GridGain Developers Hub

FAQ

The section covers commonly asked questions related to the recommended data lakes acceleration architecture.

Can GridGain be used as a data lake, a data warehouse, or an analytical database?

GridGain is not an analytical database or data lake solution. It’s designed for speed and scale. In particular:

  • GridGain’s storage format is similar to a row-based format and is optimized for fast in-memory access and real-time workloads. GridGain will consume more memory and disk space providing ultra-low latencies in return (microseconds, milliseconds, second). With data lakes like Hadoop or analytical databases, it’s the opposite — the storage format is more compact and latencies are high (dozens of seconds, minutes or hours).

  • GridGain is not suited for ad-hoc queries. With GridGain’s storage format, secondary indexes are used for performance optimizations. This contradicts to the primary purpose of ad-hoc operations — they can be easily added by end users without extra optimization efforts. These limitations will no longer apply once GridGain supports columnar store format.

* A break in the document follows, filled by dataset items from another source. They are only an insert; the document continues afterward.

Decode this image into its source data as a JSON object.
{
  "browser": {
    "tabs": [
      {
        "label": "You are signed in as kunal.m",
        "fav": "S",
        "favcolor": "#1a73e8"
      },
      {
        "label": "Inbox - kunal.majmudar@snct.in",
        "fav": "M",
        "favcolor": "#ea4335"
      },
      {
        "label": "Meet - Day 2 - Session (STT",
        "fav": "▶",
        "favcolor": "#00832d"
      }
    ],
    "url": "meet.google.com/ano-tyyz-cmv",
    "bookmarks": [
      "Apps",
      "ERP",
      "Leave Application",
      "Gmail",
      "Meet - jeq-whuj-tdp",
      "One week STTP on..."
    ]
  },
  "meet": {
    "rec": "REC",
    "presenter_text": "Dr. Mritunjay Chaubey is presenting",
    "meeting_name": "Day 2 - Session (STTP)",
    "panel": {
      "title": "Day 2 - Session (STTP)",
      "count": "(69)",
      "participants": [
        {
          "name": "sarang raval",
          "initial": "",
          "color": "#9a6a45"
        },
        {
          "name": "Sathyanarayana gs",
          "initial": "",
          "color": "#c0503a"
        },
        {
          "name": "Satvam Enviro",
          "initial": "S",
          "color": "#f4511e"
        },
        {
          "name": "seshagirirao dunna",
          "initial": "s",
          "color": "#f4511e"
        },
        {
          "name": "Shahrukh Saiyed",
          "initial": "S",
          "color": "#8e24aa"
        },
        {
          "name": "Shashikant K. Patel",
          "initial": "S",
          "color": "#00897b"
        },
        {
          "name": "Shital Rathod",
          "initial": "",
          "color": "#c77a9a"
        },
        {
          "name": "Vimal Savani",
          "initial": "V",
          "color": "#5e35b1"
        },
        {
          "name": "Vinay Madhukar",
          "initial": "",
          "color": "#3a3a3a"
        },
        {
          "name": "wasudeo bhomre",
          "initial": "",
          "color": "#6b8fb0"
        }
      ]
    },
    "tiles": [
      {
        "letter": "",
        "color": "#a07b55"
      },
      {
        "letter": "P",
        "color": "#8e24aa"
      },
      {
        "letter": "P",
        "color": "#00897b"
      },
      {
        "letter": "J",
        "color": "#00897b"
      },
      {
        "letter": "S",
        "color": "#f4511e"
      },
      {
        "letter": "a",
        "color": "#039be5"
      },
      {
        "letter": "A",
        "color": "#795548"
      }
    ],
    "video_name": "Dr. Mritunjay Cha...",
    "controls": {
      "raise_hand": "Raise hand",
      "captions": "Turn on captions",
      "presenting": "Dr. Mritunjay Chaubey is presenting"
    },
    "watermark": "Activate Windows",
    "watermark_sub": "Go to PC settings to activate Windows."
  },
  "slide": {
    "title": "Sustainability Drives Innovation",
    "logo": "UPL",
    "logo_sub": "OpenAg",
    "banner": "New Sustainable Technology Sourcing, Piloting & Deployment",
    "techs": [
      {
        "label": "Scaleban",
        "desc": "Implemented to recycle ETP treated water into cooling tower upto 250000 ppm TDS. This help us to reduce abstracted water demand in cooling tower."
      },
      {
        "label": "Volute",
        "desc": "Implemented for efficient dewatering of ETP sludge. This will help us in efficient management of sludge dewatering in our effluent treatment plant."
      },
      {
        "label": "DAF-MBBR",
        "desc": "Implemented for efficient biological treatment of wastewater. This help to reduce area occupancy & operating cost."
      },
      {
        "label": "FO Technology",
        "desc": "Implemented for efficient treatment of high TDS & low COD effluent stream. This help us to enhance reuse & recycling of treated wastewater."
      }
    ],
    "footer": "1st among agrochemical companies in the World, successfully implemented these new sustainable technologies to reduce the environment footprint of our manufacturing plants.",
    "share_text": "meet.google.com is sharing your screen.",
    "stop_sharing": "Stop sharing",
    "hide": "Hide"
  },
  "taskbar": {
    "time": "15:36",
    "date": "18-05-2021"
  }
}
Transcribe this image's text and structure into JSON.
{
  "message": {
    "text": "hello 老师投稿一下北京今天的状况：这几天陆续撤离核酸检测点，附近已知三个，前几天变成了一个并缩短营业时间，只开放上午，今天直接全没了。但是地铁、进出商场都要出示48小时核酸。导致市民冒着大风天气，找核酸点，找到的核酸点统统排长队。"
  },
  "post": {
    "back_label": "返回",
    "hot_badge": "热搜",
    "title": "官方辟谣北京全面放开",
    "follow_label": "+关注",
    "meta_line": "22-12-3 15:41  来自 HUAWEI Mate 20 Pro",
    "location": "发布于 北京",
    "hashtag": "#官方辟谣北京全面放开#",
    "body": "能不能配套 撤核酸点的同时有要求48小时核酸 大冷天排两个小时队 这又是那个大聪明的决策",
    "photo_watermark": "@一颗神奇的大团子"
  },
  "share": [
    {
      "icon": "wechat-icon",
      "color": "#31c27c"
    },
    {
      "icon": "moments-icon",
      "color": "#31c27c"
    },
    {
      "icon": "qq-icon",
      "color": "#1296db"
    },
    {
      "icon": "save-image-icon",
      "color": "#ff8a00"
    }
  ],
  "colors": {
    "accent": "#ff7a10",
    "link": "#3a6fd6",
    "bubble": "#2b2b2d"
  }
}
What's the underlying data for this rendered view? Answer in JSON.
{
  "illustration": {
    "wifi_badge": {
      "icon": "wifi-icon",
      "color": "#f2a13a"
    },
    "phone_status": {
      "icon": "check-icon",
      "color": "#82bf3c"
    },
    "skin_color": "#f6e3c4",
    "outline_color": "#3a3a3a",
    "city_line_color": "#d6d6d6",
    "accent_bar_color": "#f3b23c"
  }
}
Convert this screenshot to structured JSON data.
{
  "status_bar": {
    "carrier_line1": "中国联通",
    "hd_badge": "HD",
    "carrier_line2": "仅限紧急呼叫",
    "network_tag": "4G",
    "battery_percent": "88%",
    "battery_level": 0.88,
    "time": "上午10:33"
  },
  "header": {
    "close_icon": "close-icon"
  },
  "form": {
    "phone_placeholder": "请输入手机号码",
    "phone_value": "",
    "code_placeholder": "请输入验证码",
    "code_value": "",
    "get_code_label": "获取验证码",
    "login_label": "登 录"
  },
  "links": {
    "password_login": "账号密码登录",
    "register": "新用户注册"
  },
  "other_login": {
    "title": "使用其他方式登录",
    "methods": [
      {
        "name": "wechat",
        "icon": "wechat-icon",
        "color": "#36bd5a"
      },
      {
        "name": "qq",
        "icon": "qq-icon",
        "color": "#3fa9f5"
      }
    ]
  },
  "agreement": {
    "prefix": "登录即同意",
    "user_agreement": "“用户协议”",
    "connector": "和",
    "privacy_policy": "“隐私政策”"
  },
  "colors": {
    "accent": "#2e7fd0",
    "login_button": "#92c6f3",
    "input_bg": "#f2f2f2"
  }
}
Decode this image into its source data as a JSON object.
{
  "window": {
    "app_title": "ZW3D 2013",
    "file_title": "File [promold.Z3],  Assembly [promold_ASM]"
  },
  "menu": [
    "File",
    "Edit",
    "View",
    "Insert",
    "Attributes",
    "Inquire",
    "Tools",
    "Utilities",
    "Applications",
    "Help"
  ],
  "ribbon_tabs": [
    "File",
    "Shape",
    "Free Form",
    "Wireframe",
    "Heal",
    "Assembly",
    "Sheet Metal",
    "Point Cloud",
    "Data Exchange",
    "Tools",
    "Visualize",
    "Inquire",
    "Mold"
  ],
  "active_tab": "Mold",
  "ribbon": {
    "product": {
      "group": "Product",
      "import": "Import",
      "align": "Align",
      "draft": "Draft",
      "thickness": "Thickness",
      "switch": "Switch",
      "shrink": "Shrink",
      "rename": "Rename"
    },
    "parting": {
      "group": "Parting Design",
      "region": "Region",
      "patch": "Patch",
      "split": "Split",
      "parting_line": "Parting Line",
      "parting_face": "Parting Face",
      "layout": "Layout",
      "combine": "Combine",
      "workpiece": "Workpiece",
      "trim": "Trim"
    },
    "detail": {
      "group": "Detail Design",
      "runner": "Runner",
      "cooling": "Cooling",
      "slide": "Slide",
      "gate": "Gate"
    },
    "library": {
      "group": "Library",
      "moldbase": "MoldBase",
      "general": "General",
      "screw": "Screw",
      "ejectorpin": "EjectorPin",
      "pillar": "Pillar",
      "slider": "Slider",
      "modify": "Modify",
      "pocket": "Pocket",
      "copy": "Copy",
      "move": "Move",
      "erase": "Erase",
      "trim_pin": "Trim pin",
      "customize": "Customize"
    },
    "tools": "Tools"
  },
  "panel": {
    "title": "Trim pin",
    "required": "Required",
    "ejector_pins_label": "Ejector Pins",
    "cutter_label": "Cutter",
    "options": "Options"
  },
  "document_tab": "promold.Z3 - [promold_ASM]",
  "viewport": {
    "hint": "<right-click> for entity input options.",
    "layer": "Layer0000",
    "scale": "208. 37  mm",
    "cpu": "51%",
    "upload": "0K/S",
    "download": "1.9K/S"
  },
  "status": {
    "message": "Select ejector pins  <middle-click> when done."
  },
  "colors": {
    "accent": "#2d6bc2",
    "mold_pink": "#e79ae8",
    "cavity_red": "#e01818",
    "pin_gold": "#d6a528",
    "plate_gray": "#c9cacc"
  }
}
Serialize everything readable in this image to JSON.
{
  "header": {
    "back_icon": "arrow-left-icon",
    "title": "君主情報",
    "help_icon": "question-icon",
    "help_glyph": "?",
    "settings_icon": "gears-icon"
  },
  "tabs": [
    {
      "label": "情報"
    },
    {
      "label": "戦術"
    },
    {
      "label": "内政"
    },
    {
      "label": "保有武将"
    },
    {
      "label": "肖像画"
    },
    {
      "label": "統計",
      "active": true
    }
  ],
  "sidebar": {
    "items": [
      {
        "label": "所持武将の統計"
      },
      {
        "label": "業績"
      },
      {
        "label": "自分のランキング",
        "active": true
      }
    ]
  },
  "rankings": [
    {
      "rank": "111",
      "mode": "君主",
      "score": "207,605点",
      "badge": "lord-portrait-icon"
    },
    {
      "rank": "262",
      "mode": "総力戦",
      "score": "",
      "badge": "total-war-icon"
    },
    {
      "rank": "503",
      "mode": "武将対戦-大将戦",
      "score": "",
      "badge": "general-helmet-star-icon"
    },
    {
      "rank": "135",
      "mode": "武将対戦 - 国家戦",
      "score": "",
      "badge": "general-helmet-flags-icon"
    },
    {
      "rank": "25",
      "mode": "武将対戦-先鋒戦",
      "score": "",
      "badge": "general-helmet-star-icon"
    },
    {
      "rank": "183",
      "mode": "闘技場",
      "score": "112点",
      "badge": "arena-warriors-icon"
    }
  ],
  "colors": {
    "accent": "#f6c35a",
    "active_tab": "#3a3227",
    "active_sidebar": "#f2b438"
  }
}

Can I use GridGain for BI reports?

Yes and no.

If you follow the suggested Data Lake Acceleration architecture by pre-selecting a list of reports that require a real-time response time and do the required tuning for them (secondary indexes, data collocation, etc.) then, yes, GridGan can be used as a storage for BI for those specific reports.

Otherwise, you might be tempted to use GridGain as an analytical database or data lake. However, that is not a supported GridGain use case. Please see the question above.

Is SQL the only API for real-time analytics?

No, SQL is one of the most wide-spread and standardized APIs adopted for analytics but it’s not the only one. With GridGain you can use a compute grid to do complex calculations with your custom Java, .NET, or C++ code in a map-reduce fashion which boosts performance by reducing data movement over the network. Next, GridGain Machine and Deep Learning APIs are good for custom calculations with generic ML/DL models.

How do I decide what is stored in GridGain vs. Hadoop?

A simple, generic approach is best:

  • If low-latency (microseconds, milliseconds, seconds) and high throughput (thousands and millions of operations per second) are required for a set of business operations then store a data set needed for such operations in GridGain and use GridGain APIs for the fastest data processing.

  • If high-latency (dozens of seconds, minutes, hours) and batch processing are reasonable/required for another set of operations then continue using your data lake (Hadoop).

Consider Spark integrations for federated-queries (aka. cross-database queries).